Un banian plonge ses racines tentaculaires jusqu’au tréfonds de la nuit, où nul ne va. Ses lianes servent de balançoires aux rêves. Le vent donne aux pins la chevelure des fous. Au large, le mer lutte contre un ciel d’éclairs. Une lueur fade esquisse des toits, des façades de papier de riz où ruisselle une pluie enfantine. Le silence est total, ni tonnerre, ni craquement de branches malmenées par la bourrasque. Il ne pleut plus. Je marche sur la route côtière, rejoins la ville semée de lampadaires falots. Les palmiers résistent, refusent de tomber.
Le château dresse ses remparts contre le vide. Ses flancs sont battus par des vagues aveugles. Ni choc de bateaux au mouillage dans le port, ni cliquetis de cordages, de poulies sur les mâts. Je me tiens à nouveau sur la terrasse rouge. Mon esprit vole à l’autre bout de la forêt, et guette le moindre signe d’apaisement.

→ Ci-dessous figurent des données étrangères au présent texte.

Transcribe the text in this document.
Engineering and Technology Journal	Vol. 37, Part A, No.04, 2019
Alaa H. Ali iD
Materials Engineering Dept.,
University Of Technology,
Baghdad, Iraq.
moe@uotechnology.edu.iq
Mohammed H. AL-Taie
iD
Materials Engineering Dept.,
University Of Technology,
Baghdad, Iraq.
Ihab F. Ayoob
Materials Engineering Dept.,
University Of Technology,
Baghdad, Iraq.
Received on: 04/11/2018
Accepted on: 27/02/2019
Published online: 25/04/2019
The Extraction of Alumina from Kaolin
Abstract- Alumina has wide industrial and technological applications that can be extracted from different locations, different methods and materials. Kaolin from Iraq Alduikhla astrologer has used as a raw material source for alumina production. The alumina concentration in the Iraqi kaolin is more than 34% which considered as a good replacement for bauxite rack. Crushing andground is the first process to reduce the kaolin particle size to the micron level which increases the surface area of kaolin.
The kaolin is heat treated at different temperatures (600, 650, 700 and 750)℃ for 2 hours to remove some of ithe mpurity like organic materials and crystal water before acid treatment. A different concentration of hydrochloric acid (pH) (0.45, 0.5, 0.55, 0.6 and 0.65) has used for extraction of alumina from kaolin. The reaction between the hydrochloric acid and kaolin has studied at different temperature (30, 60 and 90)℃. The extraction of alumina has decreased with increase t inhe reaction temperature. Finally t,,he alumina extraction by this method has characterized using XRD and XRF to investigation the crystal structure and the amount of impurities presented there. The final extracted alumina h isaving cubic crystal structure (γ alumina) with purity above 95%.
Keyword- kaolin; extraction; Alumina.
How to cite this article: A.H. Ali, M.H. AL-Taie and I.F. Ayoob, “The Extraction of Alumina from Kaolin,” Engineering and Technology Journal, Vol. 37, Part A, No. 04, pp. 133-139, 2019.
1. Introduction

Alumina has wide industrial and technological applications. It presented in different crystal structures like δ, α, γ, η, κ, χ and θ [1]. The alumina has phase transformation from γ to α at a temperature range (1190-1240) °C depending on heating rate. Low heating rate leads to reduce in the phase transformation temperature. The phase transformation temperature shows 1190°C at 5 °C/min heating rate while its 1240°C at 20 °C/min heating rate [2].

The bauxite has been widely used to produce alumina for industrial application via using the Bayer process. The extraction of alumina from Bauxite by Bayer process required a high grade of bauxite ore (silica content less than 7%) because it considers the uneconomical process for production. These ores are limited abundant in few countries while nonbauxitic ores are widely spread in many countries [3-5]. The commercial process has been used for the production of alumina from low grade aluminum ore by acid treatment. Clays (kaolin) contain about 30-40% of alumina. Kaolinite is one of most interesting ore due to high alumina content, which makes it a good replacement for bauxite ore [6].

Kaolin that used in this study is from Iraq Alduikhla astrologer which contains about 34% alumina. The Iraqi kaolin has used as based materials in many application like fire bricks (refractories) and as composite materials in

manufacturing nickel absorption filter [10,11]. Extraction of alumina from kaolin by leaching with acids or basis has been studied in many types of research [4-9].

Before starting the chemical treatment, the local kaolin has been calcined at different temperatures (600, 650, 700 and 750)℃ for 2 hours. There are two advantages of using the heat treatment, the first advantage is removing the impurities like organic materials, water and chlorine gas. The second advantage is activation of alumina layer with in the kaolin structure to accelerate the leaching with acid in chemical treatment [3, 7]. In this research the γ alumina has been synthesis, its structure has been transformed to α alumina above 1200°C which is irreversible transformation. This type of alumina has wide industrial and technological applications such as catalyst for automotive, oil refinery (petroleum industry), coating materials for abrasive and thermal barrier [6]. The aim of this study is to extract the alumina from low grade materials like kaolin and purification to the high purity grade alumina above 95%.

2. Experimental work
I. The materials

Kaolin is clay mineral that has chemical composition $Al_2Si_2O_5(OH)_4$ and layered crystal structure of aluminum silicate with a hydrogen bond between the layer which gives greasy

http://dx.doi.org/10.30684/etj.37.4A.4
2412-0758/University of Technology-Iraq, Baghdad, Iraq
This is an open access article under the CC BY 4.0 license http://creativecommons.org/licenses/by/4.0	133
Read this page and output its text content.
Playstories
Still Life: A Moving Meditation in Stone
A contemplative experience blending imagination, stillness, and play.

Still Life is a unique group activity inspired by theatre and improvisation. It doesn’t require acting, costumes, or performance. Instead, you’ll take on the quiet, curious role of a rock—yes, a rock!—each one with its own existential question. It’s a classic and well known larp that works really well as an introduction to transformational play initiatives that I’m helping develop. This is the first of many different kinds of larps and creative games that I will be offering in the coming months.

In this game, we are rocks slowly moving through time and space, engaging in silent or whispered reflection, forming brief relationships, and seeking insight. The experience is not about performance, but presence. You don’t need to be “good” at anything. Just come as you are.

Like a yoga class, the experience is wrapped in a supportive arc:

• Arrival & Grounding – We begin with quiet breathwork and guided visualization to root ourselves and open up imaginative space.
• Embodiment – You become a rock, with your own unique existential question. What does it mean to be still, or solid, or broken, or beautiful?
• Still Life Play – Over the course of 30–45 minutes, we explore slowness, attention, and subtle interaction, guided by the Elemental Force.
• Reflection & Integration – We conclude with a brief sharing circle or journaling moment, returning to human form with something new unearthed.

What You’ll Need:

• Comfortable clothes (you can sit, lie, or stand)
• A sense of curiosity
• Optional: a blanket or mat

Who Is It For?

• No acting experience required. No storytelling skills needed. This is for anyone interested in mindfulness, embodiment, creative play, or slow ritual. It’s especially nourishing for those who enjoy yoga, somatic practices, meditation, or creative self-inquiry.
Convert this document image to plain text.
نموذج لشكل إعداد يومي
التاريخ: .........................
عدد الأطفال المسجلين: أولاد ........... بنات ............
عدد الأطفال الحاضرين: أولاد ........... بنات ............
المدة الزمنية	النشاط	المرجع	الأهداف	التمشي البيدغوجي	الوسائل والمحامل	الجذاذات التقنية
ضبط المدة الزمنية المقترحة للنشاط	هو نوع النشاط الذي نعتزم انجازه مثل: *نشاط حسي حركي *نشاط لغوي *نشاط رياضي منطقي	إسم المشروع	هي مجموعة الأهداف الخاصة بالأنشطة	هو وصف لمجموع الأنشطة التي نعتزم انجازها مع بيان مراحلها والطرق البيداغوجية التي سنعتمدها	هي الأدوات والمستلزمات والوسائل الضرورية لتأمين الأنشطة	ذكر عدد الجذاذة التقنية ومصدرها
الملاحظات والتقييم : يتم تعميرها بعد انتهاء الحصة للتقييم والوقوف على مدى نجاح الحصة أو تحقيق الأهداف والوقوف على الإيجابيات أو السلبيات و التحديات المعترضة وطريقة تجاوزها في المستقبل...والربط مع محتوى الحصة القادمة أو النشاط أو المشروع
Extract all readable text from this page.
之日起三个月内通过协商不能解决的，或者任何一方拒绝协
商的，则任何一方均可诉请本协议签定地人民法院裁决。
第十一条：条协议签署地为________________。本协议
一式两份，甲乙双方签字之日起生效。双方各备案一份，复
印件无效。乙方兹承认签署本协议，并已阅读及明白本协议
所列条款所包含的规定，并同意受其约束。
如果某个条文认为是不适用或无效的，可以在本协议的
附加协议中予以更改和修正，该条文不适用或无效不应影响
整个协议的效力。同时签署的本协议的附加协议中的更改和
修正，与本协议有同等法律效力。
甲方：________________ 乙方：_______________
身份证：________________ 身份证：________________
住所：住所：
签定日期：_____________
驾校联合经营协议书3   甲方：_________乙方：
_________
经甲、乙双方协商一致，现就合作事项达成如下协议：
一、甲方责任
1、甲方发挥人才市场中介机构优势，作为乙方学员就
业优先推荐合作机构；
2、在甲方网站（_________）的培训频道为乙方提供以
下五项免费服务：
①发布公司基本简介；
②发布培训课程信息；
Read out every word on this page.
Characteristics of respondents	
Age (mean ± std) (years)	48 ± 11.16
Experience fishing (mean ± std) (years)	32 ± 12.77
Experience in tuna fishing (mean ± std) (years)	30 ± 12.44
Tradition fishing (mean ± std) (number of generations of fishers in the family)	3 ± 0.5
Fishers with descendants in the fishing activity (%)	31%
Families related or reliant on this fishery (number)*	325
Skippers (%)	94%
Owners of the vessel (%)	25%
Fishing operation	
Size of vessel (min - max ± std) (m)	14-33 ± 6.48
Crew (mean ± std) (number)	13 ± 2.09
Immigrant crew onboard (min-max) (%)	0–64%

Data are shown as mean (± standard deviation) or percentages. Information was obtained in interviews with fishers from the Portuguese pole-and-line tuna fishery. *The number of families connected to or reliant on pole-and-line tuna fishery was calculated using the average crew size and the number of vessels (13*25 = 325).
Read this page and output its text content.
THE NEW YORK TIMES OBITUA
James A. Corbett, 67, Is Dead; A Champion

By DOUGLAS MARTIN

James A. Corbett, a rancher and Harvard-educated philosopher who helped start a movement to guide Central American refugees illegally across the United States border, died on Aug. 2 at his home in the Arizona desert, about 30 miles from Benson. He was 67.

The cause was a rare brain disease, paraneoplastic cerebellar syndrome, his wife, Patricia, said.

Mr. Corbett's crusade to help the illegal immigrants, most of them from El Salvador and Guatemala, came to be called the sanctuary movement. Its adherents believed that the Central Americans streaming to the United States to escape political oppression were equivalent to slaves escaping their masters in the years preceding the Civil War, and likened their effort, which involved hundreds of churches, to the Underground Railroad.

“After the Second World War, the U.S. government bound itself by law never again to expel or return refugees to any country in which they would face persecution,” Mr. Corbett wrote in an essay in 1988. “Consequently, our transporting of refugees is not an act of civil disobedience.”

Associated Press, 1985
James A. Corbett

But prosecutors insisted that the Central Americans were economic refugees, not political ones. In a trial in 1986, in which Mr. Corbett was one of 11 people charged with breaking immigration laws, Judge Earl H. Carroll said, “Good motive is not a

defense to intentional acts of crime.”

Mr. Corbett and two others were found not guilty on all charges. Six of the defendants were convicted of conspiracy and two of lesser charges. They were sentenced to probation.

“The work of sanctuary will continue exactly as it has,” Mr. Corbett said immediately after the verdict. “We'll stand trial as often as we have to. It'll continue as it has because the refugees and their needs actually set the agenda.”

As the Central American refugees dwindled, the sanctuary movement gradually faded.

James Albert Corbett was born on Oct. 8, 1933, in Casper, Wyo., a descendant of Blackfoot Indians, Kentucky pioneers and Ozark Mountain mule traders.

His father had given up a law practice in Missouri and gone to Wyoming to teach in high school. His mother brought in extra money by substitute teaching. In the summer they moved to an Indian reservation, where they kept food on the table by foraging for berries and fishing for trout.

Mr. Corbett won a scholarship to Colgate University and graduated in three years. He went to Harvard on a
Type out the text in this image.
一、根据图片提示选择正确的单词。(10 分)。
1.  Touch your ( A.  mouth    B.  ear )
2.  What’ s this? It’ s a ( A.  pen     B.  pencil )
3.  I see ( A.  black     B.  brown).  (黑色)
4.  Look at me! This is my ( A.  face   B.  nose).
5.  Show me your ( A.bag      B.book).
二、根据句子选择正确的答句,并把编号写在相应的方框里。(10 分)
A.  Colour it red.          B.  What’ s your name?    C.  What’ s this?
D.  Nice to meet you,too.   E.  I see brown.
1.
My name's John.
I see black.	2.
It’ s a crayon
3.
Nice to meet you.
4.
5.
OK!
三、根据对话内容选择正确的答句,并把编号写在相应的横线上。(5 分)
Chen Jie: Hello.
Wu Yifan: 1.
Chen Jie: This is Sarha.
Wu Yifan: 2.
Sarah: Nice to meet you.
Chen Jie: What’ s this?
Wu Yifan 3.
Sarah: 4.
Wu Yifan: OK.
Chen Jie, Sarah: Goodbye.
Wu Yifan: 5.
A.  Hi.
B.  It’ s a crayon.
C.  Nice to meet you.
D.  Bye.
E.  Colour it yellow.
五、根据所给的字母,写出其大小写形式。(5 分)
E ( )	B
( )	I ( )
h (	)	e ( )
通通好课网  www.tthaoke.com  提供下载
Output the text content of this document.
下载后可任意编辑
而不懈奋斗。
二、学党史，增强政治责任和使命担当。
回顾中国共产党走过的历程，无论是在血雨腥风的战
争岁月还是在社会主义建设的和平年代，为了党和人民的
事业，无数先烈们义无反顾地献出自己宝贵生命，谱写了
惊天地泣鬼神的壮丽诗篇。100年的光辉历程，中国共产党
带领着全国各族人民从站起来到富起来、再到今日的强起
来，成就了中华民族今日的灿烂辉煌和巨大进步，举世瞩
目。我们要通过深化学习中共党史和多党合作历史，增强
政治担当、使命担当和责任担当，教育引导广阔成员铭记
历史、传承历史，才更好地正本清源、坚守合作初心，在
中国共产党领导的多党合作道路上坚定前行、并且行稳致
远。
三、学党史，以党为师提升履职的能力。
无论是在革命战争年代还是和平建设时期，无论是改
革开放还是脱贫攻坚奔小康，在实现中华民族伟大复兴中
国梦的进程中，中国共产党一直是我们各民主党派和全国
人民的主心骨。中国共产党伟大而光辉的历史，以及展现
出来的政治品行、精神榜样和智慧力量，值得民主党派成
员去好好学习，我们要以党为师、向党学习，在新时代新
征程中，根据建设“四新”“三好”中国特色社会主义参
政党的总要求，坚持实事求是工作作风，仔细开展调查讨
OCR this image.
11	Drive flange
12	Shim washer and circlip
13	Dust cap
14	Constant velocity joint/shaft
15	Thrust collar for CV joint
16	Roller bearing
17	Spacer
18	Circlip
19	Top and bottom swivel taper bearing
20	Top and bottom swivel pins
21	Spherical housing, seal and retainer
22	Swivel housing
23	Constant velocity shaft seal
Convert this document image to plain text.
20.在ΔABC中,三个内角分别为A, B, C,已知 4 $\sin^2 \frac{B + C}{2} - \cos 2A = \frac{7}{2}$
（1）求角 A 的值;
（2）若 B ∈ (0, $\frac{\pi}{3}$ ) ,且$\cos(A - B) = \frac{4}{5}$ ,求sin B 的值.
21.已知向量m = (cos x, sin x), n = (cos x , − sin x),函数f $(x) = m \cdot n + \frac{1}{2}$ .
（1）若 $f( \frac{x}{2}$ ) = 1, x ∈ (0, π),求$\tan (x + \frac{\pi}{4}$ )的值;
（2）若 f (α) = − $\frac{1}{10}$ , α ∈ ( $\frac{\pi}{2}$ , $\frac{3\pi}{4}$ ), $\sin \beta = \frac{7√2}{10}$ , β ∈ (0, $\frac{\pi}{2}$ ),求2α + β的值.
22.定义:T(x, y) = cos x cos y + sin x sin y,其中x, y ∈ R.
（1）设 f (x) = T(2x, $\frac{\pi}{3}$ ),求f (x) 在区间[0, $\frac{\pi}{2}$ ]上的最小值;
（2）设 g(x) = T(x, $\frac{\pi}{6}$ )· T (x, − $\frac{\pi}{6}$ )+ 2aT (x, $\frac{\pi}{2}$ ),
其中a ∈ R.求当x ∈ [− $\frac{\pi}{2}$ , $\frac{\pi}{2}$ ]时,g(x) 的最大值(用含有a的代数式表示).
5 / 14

L’énorme nuage traversé de lumière antique s’éloigne, découvrant une plage infinie. L’eau malicieuse touche à peine les rochers. L’aurore force le lointain à tendre un fil auquel mes yeux s’accrochent. Qu’y a-t-il de si important à vivre, pour que l’horizon seul serve de rail au néant.
L’air est frais. Les grands pins lancent quelques oiseaux. Merles et moineaux s’ébrouent dans un air saturé de mort vaincue. La terre, noircie par l’averse, nourrit les agaves. Ce banian, je l’ai bien vu. Je m’y agrippais pour percer la noirceur du ciel. Hune de ma profondeur, branches agitées par le vent. Sous ma peau, la douceur suivait le balancement des lianes, leur frisson, contredisant le chaos dont j’étais le théâtre. Était-ce mon corps, était-ce moi, je ne sais. Un séisme a fait trembler la mer, les rochers. La douceur jamais ne vacille.